Eight thousand Hunan daughters go to the Tianshan Mountains - watch full episodes online

by cc455 on 2009-10-08 19:47:04

In the early 1950s, after Xinjiang was peacefully liberated, the decision-makers of New China ordered the 200,000 troops stationed in Xinjiang to cultivate wasteland and settle down there with the aim of changing the situation since ancient times that reclamation ended after one generation, thereby achieving the strategic goal of long-term peace and stability. Under the call of the Central Committee of the Party to build Xinjiang, a wave of enlistment swept through Hunan Province, and soon enthusiastic women from Hunan gathered in the ancient capital of Changsha to sign up for military service. Literary youth Chu-Yu Zhuang, twin sisters Cai-Ling and Cai-Wei, maid Xi-Mei, Yun-Jie Qiu and Yue Shen from Zhou-Nan Girls' Middle School, among others, representing eight thousand women from Hunan, set off for Xinjiang with the beautiful aspiration of building the frontier and embracing their sacred youthful dreams, bidding farewell to family and friends. They endured hardships and arrived in Xinjiang.

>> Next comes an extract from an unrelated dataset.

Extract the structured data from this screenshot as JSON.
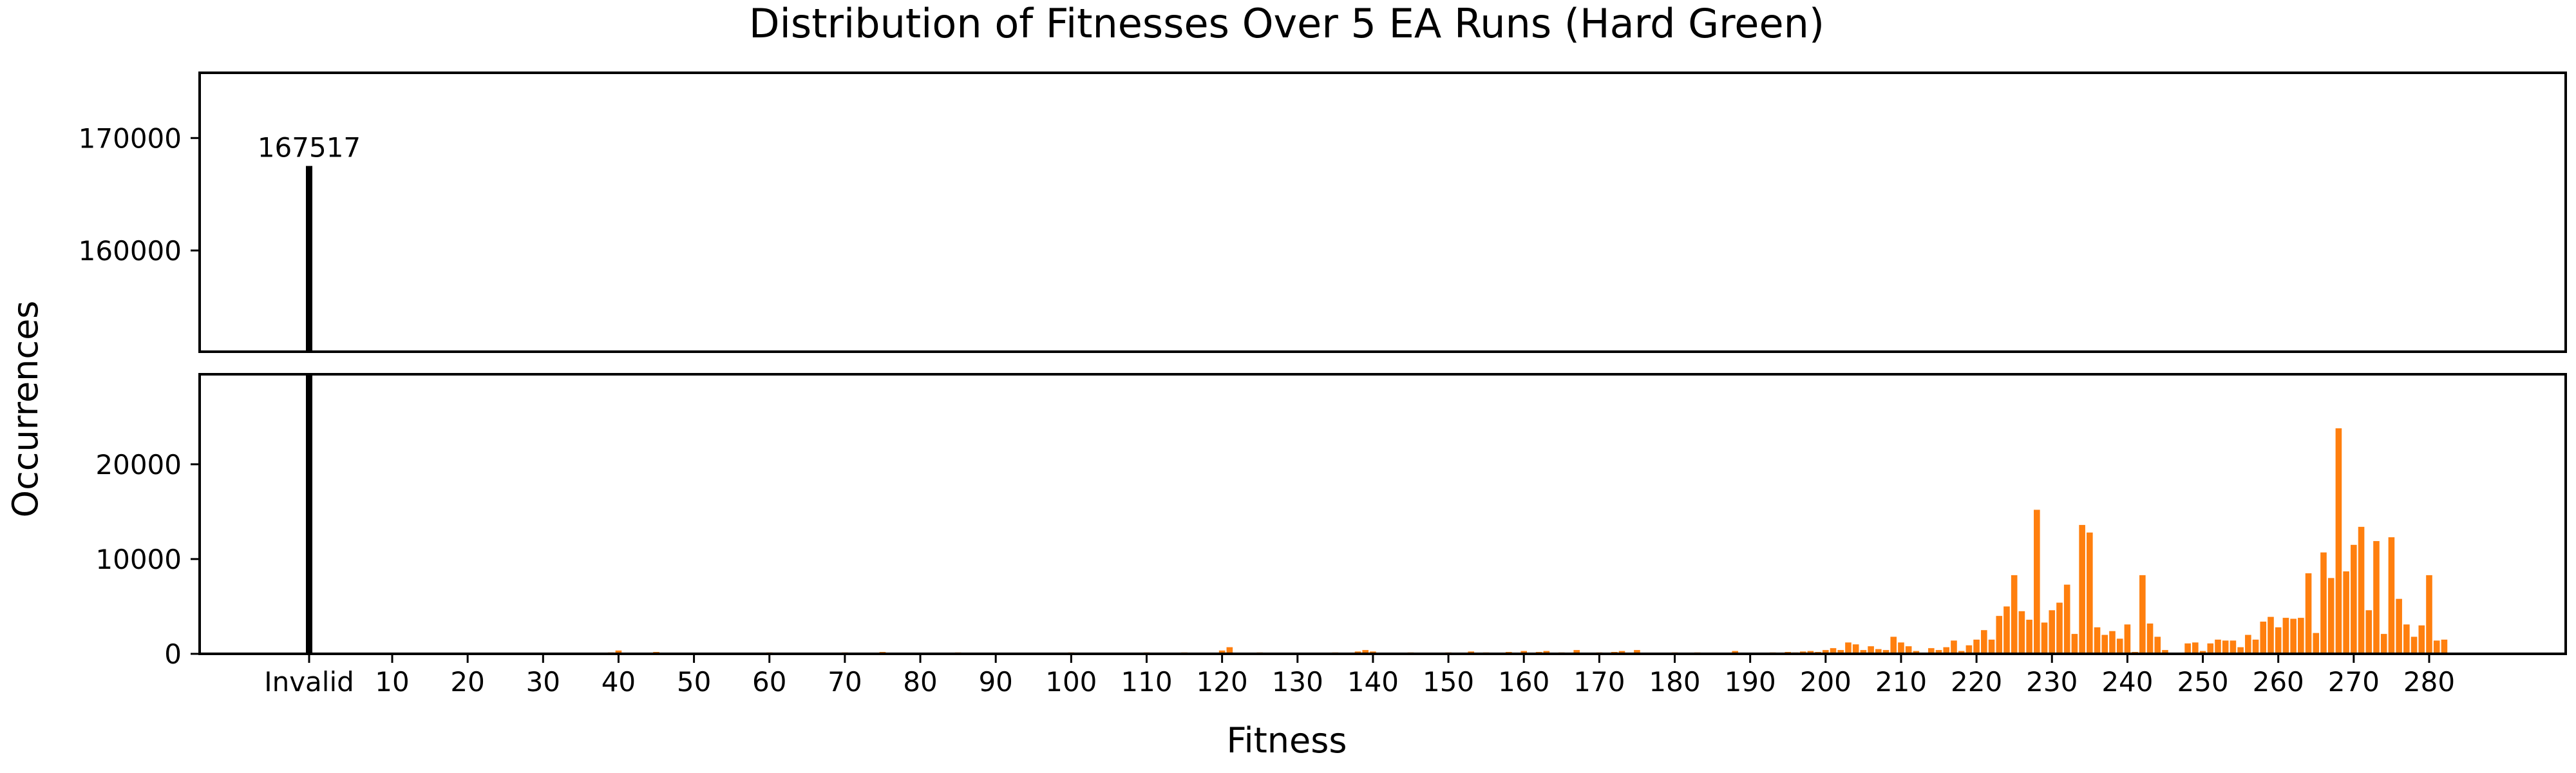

On the way, the women endured countless difficulties. In their first stop—Xi'an, they encountered a bus rollover accident where Cai-Ling died a glorious death. Witnessing this tragedy, coupled with homesickness, Yun-Jie Qiu and Yue Shen became deserters, but fate brought them back to the army. At the time, bandits still roamed within Xinjiang's borders, ready to seize food and people, seriously threatening the troops entering Xinjiang. To ensure the safety of the eight thousand women before winter, our army deployed an elite force for reinforcement. Meanwhile, under Chu-Yu Zhuang’s leadership, the women used their umbrellas as weapons, cooperating with the troops to completely annihilate the bandits. The women experienced the passion and cruelty of war during this operation.

After months of arduous travel, the women finally reached the camp of the troops stationed in Xinjiang. However, awaiting them were even more severe challenges: living in underground shelters, eating boiled wheat with salt water, drinking bitter groundwater, and most unbearable of all, not being able to bathe for months. Faced with these conditions, the women burst into tears, unable to believe that their long-awaited military life was like this.

The arrival of the eight thousand women brought the dawn of life to the vast wilderness. Male soldiers showed the greatest enthusiasm in protecting and caring for these younger sisters. The leaders of the troops hoped that these male and female soldiers could harvest love through shared labor, completing the two-generation reclamation historical mission that their predecessors could not accomplish. The free-spirited Chu-Yu Zhuang met her Prince Charming, Fang Xu, and launched an aggressive pursuit. Among the other women, the honest Cai-Wei was the first to be ardently pursued by the simple Tie-Shan Tong. After repeated setbacks, Tie-Shan Tong finally married Cai-Wei as revolutionary partners. The other women also took on this historical responsibility without hesitation, writing a new chapter of revolutionary romanticism, idealism, and heroism in the vast desert and Gobi!